The loss values of the training set and the test set.

Fig. 5.
figure 5

The inference time of different image size.

Fig. 6.
figure 6

Experimental results. a scene 1, b scene 2, c scene 3, d scene 4, e scene 5, f scene 6, g scene 7, h scene 8, i scene 9, j scene 10

4 Conclusion

Pedestrian detection is an important task in the field of computer vision. Its significance lies in helping computers identify pedestrians in images or videos and perform operations such as tracking and counting. It can be applied to various practical scenarios. For example, in pedestrian safety, it can improve pedestrian safety in urban traffic.
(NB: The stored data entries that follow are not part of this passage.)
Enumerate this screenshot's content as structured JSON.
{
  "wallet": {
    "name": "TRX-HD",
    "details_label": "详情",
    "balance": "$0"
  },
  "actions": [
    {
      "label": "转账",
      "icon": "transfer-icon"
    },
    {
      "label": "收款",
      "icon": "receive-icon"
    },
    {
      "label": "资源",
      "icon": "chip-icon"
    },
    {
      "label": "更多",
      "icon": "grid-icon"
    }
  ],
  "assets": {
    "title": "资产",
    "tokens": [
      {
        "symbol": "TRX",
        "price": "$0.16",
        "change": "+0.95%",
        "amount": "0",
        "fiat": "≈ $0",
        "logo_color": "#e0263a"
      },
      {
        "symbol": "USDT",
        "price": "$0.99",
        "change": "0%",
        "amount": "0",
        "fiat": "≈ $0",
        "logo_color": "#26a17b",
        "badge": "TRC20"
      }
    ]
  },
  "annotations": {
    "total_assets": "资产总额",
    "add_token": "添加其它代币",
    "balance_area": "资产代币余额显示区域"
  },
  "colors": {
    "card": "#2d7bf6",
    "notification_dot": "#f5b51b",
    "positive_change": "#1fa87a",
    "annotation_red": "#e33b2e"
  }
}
In video surveillance, pedestrian detection can help monitor densely populated areas, identify abnormal behaviors, and more. In this paper, we deployed the YOLOv7 object detection model on a computer to achieve pedestrian detection and analyzed the entire process from training to inference. In summary, our experimental results demonstrate the effectiveness and potential of the YOLOv7 model in pedestrian detection. The method achieves high accuracy and real-time performance, making it valuable in various applications such as surveillance systems and autonomous driving.